Llegan a la consulta conociendo más de la vida de las personas que sigue en las redes sociales que de lo que hay en su interior.

Y lo que hay en su interior se manifiesta como sufrimiento, como depresión o ansiedad. El corazón de la gente grita de dolor porque su dueño está perdido en un mar de deseos que no le son propios, es decir, anhelos que no le dan ningún significado porque no son suyos, porque no tienen nada que ver con su misión en la vida, con sus talentos.

Cuando la persona sana, reencuentra la brújula que tiene en su interior, la escucha y se deja orientar por ella. Mientras esto no sucede, va de un lado para el otro, vacío, enfermo, aparentando.

El terapeuta no es la conciencia del paciente.

Por eso su misión no es dictarle normas y estrategias, sino llevarlo de la mano para que entre en contacto con su ser auténtico. De allí saldrán las soluciones y las curas, de ese lugar extraño, distante al que llamamos conciencia.

El paciente libre y el paciente que vuelve

Muchas personas, cuando piensan en el psicólogo, en su lugar de trabajo y en sus consultas, les viene la imagen del hombre mayor, enfrascado en saco y corbata que, desde detrás del diván en donde el paciente descansa y habla con soltura, toma notas y escribe frases oscuras. El psicoanálisis está tan enraizado en nuestras psiques que no vemos otra manera de ejercer el oficio de psicólogos que no implique ese marco de referencia. Los mismos psicólogos, cuando salen de las facultades, buscan materializar ese mito del paciente que, sesión tras sesión, se desahoga sacando de su interior todo lo que reprime en su diario vivir.

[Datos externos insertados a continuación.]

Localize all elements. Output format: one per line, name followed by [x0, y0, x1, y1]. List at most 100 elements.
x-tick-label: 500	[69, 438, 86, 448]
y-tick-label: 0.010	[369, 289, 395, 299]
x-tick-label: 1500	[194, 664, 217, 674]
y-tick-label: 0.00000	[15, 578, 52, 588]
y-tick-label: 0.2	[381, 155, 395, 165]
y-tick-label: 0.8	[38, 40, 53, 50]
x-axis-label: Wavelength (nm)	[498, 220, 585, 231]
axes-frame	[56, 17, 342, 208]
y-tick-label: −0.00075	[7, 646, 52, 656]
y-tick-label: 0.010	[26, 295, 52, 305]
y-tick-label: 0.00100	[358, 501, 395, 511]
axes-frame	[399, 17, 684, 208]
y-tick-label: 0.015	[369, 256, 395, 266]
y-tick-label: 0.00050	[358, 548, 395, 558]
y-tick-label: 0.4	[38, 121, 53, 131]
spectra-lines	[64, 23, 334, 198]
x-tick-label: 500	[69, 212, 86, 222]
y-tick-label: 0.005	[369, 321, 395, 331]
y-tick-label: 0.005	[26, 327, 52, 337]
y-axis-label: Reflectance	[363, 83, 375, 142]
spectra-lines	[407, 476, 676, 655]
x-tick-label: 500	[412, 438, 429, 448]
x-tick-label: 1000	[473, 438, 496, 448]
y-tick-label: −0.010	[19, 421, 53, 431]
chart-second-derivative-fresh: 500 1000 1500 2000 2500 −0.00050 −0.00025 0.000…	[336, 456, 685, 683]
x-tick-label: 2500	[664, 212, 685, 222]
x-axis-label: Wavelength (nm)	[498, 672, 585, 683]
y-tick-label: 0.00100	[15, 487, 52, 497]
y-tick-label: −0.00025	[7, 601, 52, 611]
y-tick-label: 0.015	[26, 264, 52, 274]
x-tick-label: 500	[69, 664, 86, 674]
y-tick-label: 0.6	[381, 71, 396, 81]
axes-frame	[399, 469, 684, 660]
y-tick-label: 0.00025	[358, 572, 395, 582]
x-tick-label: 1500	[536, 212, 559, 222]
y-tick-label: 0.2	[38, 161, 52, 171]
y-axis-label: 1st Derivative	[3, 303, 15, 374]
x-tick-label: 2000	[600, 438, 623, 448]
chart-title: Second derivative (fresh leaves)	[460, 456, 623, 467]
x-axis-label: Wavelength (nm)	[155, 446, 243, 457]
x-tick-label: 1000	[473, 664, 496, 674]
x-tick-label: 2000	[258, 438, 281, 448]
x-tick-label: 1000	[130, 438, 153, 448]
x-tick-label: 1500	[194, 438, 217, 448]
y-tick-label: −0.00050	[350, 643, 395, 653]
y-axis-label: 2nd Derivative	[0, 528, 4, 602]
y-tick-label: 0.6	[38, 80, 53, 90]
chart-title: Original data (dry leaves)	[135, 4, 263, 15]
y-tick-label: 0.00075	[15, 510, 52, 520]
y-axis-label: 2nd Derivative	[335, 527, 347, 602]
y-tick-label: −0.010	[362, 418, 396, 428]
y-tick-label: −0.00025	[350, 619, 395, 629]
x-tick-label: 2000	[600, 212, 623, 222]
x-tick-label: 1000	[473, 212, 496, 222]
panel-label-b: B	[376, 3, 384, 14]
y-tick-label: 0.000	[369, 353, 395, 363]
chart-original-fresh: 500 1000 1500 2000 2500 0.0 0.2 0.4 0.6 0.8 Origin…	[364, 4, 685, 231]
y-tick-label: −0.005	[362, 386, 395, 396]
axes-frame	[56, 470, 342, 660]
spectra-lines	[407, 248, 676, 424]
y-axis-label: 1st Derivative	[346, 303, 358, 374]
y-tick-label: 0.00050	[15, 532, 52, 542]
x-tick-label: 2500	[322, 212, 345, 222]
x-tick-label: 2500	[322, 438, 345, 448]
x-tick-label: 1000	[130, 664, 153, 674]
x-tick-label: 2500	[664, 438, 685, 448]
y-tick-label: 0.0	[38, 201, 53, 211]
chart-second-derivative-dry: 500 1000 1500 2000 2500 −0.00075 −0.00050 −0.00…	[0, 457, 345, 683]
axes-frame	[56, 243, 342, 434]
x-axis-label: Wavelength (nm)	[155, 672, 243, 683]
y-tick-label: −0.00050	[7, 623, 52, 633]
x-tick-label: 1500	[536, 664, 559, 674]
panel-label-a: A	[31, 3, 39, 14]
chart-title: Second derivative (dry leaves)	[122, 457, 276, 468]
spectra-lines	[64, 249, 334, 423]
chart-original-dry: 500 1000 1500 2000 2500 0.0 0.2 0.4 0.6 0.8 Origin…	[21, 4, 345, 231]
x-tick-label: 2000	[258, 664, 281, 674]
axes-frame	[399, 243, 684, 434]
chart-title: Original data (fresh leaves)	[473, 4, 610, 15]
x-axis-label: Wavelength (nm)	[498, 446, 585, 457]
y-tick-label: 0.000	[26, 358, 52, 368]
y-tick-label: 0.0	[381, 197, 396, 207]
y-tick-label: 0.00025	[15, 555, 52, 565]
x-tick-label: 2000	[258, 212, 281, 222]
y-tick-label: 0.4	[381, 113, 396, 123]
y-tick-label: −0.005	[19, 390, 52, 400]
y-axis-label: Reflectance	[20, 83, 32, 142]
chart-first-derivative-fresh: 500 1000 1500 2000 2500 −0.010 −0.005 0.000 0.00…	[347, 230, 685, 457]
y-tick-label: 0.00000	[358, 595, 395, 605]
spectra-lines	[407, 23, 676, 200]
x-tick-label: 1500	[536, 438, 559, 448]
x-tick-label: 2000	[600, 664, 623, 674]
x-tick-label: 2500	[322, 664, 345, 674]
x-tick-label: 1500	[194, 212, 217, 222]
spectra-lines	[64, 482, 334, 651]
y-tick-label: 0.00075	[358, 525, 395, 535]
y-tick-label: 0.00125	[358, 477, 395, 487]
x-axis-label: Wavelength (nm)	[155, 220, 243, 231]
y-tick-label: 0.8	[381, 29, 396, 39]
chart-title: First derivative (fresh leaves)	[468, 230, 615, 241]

Uno de los problemas fundamentales de este enfoque y de su práctica es que, el paciente de hoy, va a una o dos sesiones y no vuelve.

En teoría, el paciente que se psicoanaliza nunca termina de hacerlo porque el yo es un barril sin fondo. Sin embargo, muchos profesionales de la salud mental no quieren tener pacientes libres, sino esclavos que vuelven a ellos semanal o mensualmente, que le pagan por ello y que no pueden escapar de sus problemas ni de la necesidad de que otro —en este caso, el terapeuta— les ayude a llevar sus cargas.

En mi experiencia, el paciente bueno es el que nunca renuncia a su libertad y tiene el valor de tomar del terapeuta lo que necesita para seguir volando, es decir, viviendo. Un paciente que vuelve indefinidamente y nunca encuentra fuerzas para hacer eso que se llama vivir, aunque produzca dinero, es un fracaso profesional del terapeuta.